O dia da criança que se aproxima serve para celebrar a meninice e deveria servir para colocar a pensar quem se esquece que a vida tem um percurso. O trajecto começa quando nascemos e acaba quando morremos, e no interregno devem haver as fases dirigidas a cada ciclo que definiram por e para cada um de nós, algures num território superior ao intelecto. O meu, de fraca existência mas um tanto ou quanto ávido, apela-me para a atenção a dispensar aos cursos na sua amplitude, e começando por elas, as crianças, avalio da seguinte forma: todas deviam ter direito à infância. E direito à infância não é só direito a comida e a necessidades básicas, mas também a educação e a colo, a erros e a sucessos, a frustrações ultrapassadas e a brinquedos. E a tempo, especialmente a tempo, à perfeita autonomia de tudo quanto pertença aos adultos (isso é para os adultos). Quando olho para os olhos de uma criança atarefada ou mazelada por algum tipo de violência, sinto que lhe roubam o que de mais precioso a criancice pode ter. Ser criança é poder brincar só porque apetece, é comer gulodices mesmo quando não se pode, é ajoelhar as pernas na terra suja e saltar para dentro de poças com lama, e é, no fim disso tudo, ter um lugar para regressar.  É escolher que o céu é laranja e que o mar é cor-de-rosa, que os peixes falam e que as vacas, para além de leite, dançam nas quintas das avós, de manhã e ao entardecer, nos dias que não têm fim. 

Quando uma criança é sujeita a muitas obrigações cedo de mais, formata o cérebro pequenino em linhas rectas e direitas. Constrói uma realidade certa e plana, habitua-se a regras que não se podem quebrar, cria um interior rígido e estereotipado, tem dificuldade em gerir a diferença, a alternativa, a escolha acertada (se é que pode optar). A criança privada de amor pode escolher morar por dentro. Pode encontrar nos ninhos do próprio sangue o colo que nunca vem, pode encontrar no ar que respira a razão do seu viver, pode escolher estar sozinha à companhia alternada, de alguém a quem não dói. A criança violentada pode desistir de ser. Pode optar por respirar baixinho na ânsia do cantinho, pode falar para dentro na tentativa do esconderijo, ou pode em vez disso mostrar que está ali, que é gente, que cresceu e apareceu e que entretanto, com o tamanho dos anos e a força da vida, pode mudar o mundo. E pode ser alguém que se veja e que se sinta, pelo melhor ou pelo pior, desde que a vejam em papel de acção.
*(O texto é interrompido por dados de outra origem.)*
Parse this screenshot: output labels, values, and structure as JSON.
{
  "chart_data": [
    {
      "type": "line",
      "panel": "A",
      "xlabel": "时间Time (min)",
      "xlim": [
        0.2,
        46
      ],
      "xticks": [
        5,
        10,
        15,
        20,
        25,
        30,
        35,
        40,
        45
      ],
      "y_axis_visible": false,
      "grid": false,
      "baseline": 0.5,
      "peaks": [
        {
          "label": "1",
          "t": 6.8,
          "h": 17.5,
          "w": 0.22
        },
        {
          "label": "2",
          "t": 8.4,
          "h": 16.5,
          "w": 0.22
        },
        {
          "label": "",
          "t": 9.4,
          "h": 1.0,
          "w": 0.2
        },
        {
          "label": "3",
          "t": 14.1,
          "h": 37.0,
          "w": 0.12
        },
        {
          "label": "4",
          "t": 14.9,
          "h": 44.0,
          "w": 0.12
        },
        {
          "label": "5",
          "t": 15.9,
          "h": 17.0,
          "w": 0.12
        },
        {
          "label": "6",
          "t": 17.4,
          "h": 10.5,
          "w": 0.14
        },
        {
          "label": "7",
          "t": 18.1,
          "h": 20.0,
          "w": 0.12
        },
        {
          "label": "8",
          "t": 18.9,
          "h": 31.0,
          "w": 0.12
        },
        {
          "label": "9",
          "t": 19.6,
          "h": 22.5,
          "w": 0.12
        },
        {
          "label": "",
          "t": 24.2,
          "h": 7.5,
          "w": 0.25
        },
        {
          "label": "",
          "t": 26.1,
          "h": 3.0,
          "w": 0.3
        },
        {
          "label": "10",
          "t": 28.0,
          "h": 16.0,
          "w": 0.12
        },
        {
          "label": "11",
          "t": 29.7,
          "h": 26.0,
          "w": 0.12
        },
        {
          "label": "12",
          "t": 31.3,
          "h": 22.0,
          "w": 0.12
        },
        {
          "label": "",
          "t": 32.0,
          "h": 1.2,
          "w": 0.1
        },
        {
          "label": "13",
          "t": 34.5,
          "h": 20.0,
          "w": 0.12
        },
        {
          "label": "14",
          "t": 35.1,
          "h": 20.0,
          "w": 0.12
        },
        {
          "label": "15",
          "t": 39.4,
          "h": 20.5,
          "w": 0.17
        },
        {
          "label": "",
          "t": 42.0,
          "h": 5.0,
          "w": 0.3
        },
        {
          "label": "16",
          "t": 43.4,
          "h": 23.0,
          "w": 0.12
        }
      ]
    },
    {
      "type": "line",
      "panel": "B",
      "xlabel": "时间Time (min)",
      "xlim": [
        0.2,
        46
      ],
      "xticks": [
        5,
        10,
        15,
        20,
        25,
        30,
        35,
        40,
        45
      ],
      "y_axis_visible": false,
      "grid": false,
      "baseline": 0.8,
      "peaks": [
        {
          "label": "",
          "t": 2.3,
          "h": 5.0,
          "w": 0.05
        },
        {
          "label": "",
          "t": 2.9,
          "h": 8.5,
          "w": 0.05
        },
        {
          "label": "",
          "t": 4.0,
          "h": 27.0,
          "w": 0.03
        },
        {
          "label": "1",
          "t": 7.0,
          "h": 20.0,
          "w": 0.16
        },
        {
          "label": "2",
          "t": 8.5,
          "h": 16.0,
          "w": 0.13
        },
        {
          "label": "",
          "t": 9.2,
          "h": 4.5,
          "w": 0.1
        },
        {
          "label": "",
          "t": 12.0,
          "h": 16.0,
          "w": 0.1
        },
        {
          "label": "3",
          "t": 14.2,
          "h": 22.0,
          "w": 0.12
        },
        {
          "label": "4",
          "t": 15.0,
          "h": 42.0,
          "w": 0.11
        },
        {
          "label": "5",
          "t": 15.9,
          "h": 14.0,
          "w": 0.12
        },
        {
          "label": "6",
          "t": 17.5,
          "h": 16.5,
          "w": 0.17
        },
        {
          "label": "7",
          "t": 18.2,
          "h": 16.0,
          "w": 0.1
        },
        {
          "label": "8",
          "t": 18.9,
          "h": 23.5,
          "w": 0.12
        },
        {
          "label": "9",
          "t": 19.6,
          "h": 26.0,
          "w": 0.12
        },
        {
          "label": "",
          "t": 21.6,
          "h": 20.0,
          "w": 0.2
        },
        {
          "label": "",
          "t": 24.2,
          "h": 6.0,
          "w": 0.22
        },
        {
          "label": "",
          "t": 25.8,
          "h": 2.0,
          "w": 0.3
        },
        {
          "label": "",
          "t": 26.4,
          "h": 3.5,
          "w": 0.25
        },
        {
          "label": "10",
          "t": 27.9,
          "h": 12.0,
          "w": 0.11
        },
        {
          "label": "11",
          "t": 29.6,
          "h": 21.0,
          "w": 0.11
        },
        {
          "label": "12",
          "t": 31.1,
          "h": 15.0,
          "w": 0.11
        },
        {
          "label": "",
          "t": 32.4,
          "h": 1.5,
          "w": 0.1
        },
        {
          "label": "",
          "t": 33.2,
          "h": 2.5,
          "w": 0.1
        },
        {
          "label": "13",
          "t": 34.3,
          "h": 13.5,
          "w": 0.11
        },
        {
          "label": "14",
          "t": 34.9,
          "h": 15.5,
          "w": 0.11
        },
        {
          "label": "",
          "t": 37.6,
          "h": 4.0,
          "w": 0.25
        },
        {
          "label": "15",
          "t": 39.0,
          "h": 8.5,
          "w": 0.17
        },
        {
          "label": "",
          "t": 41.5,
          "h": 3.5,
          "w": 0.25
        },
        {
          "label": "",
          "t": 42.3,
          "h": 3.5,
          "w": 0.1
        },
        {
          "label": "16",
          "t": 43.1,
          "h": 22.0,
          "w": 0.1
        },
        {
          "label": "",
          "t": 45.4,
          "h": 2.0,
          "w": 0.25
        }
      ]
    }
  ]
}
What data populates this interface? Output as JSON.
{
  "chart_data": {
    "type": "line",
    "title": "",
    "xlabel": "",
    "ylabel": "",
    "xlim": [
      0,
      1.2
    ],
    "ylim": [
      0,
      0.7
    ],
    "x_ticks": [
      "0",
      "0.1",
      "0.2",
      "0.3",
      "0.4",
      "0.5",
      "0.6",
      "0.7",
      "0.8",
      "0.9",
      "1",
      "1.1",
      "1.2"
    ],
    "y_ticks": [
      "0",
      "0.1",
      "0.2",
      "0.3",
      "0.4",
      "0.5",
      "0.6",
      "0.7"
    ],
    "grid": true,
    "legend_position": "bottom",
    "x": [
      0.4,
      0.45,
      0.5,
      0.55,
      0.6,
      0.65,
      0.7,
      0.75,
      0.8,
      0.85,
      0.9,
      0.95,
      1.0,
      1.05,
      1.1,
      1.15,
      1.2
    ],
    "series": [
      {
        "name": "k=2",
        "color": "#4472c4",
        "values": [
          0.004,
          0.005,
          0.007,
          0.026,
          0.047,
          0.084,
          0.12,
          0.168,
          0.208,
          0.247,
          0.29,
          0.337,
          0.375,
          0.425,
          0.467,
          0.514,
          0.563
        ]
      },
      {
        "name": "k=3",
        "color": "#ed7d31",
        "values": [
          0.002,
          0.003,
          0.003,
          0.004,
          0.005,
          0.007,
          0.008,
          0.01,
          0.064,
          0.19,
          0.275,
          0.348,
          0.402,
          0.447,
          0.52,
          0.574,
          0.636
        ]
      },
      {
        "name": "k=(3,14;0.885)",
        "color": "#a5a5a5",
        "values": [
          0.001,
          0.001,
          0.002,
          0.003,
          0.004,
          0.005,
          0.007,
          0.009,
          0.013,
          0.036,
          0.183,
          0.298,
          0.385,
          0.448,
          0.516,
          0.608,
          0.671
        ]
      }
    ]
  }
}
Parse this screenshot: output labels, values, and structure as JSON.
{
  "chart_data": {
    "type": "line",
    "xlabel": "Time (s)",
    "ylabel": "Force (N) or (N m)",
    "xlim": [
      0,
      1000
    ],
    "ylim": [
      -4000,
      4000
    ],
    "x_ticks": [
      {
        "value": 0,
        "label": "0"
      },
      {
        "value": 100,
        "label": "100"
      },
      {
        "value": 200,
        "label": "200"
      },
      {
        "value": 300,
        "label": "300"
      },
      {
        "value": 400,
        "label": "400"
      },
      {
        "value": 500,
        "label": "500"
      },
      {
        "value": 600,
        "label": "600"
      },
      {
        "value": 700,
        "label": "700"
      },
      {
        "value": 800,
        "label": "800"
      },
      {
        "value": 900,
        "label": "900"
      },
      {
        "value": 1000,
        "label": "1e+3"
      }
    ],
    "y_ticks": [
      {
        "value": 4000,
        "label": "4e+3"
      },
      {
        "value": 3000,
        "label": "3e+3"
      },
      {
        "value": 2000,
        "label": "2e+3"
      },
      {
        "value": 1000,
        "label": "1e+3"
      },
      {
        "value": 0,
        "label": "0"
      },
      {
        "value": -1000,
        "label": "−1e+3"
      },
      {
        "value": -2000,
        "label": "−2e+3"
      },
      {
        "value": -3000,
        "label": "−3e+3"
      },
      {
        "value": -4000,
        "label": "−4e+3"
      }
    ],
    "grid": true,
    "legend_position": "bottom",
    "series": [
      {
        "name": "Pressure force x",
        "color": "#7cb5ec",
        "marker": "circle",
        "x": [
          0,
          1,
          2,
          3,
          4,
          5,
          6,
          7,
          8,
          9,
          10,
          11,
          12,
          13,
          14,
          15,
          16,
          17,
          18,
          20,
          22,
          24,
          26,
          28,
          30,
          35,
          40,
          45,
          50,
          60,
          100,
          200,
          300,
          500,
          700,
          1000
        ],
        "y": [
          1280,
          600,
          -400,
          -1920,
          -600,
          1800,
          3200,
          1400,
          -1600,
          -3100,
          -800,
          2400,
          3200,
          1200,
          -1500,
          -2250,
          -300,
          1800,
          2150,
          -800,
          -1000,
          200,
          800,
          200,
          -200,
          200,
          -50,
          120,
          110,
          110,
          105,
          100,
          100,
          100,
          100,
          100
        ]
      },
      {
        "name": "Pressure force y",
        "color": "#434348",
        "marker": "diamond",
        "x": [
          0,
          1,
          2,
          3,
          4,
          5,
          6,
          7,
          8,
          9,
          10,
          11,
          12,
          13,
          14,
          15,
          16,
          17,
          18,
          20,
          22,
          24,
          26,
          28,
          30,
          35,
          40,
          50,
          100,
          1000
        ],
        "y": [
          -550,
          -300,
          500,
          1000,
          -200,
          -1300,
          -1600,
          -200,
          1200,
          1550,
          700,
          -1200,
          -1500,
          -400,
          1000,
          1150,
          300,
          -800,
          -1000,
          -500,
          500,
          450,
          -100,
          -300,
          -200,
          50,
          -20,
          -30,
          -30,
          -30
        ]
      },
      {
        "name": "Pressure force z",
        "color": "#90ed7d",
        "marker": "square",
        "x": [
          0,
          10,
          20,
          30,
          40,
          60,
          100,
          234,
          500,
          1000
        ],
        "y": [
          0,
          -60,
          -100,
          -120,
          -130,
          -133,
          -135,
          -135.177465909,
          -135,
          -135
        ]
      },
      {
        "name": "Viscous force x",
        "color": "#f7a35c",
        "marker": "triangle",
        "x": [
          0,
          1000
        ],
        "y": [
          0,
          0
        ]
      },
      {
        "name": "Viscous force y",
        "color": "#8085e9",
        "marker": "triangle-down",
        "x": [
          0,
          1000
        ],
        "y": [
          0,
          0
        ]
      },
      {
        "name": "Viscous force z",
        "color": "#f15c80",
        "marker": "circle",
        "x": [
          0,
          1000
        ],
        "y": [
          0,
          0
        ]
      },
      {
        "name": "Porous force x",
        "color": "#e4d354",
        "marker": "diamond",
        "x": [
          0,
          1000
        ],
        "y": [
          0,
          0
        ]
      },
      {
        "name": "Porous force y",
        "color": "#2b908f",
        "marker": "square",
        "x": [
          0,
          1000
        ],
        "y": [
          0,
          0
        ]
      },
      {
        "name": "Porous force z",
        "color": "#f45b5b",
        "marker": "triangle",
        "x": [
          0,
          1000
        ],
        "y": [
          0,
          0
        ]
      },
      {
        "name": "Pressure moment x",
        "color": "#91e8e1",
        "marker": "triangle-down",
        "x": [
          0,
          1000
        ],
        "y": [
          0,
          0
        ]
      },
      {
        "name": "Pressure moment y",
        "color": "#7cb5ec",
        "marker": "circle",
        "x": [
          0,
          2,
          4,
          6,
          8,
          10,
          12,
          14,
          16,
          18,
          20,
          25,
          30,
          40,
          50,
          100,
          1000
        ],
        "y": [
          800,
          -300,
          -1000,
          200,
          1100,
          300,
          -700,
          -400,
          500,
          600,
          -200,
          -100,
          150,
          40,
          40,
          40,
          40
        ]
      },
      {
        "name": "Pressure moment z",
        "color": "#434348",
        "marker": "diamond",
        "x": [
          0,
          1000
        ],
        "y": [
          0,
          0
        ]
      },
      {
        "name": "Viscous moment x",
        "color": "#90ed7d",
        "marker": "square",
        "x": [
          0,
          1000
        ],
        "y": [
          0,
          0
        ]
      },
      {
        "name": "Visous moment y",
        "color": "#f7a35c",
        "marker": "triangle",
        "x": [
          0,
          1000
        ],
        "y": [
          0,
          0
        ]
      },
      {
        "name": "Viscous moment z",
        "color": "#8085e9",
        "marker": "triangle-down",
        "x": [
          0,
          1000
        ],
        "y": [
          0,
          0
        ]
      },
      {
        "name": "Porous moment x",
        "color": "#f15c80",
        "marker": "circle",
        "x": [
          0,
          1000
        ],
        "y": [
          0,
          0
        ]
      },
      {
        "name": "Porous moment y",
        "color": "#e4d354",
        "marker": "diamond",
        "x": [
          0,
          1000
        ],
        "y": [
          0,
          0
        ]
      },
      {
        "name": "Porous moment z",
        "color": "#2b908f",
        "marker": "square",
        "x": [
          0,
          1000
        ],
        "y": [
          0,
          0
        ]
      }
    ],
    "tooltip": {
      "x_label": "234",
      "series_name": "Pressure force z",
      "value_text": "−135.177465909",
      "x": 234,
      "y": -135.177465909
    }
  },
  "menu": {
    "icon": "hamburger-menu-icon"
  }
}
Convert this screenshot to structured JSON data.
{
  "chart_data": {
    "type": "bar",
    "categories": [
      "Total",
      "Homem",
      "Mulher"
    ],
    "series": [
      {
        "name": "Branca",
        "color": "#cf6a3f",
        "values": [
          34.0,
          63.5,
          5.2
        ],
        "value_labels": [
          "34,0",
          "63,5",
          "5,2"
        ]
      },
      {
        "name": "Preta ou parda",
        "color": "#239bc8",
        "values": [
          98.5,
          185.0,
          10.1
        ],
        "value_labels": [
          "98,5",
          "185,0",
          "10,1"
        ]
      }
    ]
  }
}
Acho que em plena actualidade ainda se pensa pouco na consequência. Ainda se age sem pensar no passo seguinte, ainda se imputam aos jovens e às criancinhas culpas que não são delas mas de um assalto à mão armada, cometido pelo povo, atarefado a atrapalhado em triunfar na vida e em vencer contendas.

Dai em diante, também sem grandes debruces, é sempre a andar vida afora. Não se quebram ciclos e como tal ninguém perde tempo a pensar  na importância da etapa. Quase todos nos centramos, mais ou menos, no jorro estabelecido (a algum local chegaremos). Lá, na beira da morte, a dependência e a doença também se encaixam numa etapa sem vida própria, um terreno baldio, um local  bafiento e formatado ao fim. Aquele onde se escolhe, dias antes e já sem dedicação, a mortalha adequada à situação. Lisa, sem tons garridos, correcta, a roçar a perfeição.